Сергей сдавленно хмыкнул - Нинке почудилась, что зарыдал, но нет: засмеялся.
– Что с тобою, Сережа? Что
– Как я могу тебе исповедоваться, - буквально захлебывался монах от хохота, - когда ты и есть мой грех! Ты! Ты!! Ты!!!
– Нет!
– закричала Нинка.
– Я не грех! Я просто влюбилась! Не трогай меня! Не трогай!
– Ну почему, почему?
– бормотал Сергей, опрокидывая Нинку, роясь в ее одеждах.
– Здесь церковь! Ты себе не простишь!
– Я себе уже столько простил!
Беда была в том, что, хоть она точно знала, что нельзя, Нинке тоже хотелось - поэтому искреннее ее сопротивление оказалось все-таки недостаточным. Все закончилось быстро, в одно мгновение, но и Нинке, и монаху его оказалось довольно, чтобы, как лампочным нитям, на которые синхронно подали перенапряжение, раскалиться, расплавиться и испариться, сгореть!
Они лежали, обессиленные, опустошенные, а эхо, казалось, еще повторяло нечеловеческие крики, а свечка, догорая, выхватывала предсмертно из темноты суровый лик.
– Не бойся, - обреченно произнес монах, когда пламя погасло совсем. Я не буду плакать. Не буду кричать на тебя. Просто я ничего не знал о человеке. Ничего не знал о себе. Если это возможно, ты уходи сейчас, ладно? Зажечь тебе свет?
– Не стоит, - отозвалась Нинка.
– Я привыкла, я уже вижу, - и встала; неловко, некрасиво принялась приводить в порядок одежду.
– Мы что, не встретимся больше?
– Я напишу тебе. На Главпочтамт, ладно?
– Ладно.
– Извини!
– Бог простит, - незнамо откуда подхваченное, изверглось из Нинки.
Она отложила засов, вышла на улицу, постояла, стараясь не заплакать. Вернулась вдруг к собору, распахнула дверцу, крикнула в гулкую темноту:
– Ты же не знаешь моей фамилии! Как ты напишешь?!
– и побежала прочь.
Всю следующую неделю Нинка мучилась, страдала, переживала примерно так:
!паранойяльно накручивая на наманикюренный пальчик дешевую цепочку с дешевым крестиком, читала Евангелие, отрываясь от него время от времени то ли для осмысления, то ли для мечтаний!
!назюзюкавшись и нарыдавшись со страшненькой Веркою, глядела, как та гадает ей засаленными картами и все спорила, настаивала, что она не пиковая дама, а вовсе даже бубновая!
!выходя из метро, оглядывалась с надеждою увидеть в толпе лицо монашка!
!бегала даже на Главпочтамт, становилась в очередь к окошку под литерою "Н", спрашивала, нет ли письма просто на Нину!
!сама тоже, черновики марая, писала монаху письмо и ограничилась в конце концов простой открыткою с одним своим адресом!

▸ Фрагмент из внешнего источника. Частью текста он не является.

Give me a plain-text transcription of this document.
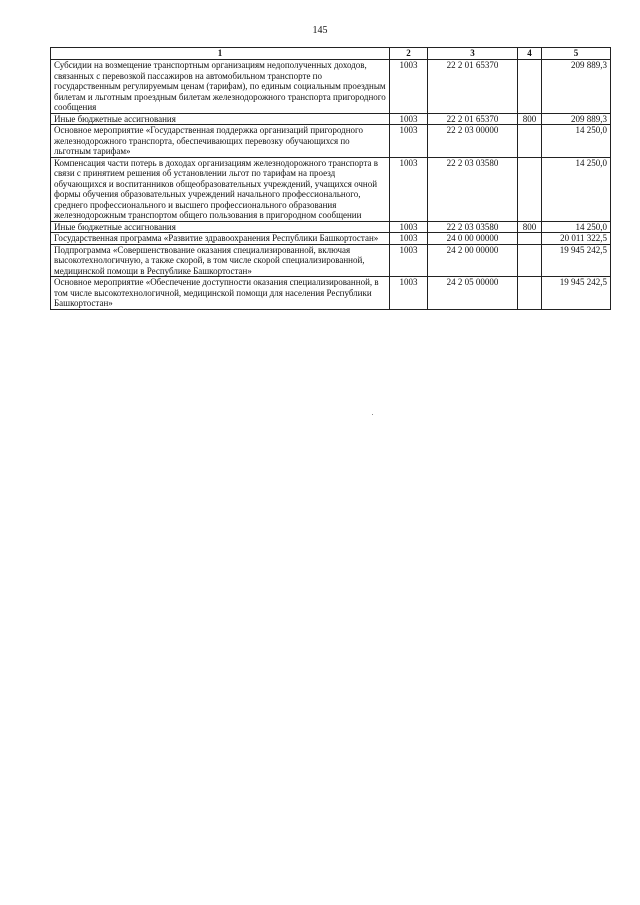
145
1	2	3	4	5
Субсидии на возмещение транспортным организациям недополученных доходов, связанных с перевозкой пассажиров на автомобильном транспорте по государственным регулируемым ценам (тарифам), по единым социальным проездным билетам и льготным проездным билетам железнодорожного транспорта пригородного сообщения	1003	22 2 01 65370		209 889,3
Иные бюджетные ассигнования	1003	22 2 01 65370	800	209 889,3
Основное мероприятие «Государственная поддержка организаций пригородного железнодорожного транспорта, обеспечивающих перевозку обучающихся по льготным тарифам»	1003	22 2 03 00000		14 250,0
Компенсация части потерь в доходах организациям железнодорожного транспорта в связи с принятием решения об установлении льгот по тарифам на проезд обучающихся и воспитанников общеобразовательных учреждений, учащихся очной формы обучения образовательных учреждений начального профессионального, среднего профессионального и высшего профессионального образования железнодорожным транспортом общего пользования в пригородном сообщении	1003	22 2 03 03580		14 250,0
Иные бюджетные ассигнования	1003	22 2 03 03580	800	14 250,0
Государственная программа «Развитие здравоохранения Республики Башкортостан»	1003	24 0 00 00000		20 011 322,5
Подпрограмма «Совершенствование оказания специализированной, включая высокотехнологичную, а также скорой, в том числе скорой специализированной, медицинской помощи в Республике Башкортостан»	1003	24 2 00 00000		19 945 242,5
Основное мероприятие «Обеспечение доступности оказания специализированной, в том числе высокотехнологичной, медицинской помощи для населения Республики Башкортостан»	1003	24 2 05 00000		19 945 242,5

!лежа в постели, вертела в руках монахов перстень и вдруг, разозлясь, швырнула его о стену так, что аметист полетел в одну сторону, оправа в другую, и зарыдала в подушку!
!а назавтра ползала-искала,
все это в смазанных координатах времени, с большими провалами, про которые и вспомнить не могла, что делала, словом, как говорят в кино: в наплыв, - пока, наконец, снова не оказалась у монастырской проходной!
Листья уже прираспустились, но еще не потеряли первоначальной, клейкой свежести. Монахи, которых она останавливала, отвечали на нинкины вопросы "не знаю" или "извините, спешу", и все это было похоже на сговор.
Наблюдали за Нинкою двое: Арифметик, поплевывающий в тени лаврских ворот, и сухорукий страж, который, выждав в потоке монахов относительное затишье, украдкою стукнул в окно, привлекая нинкино внимание.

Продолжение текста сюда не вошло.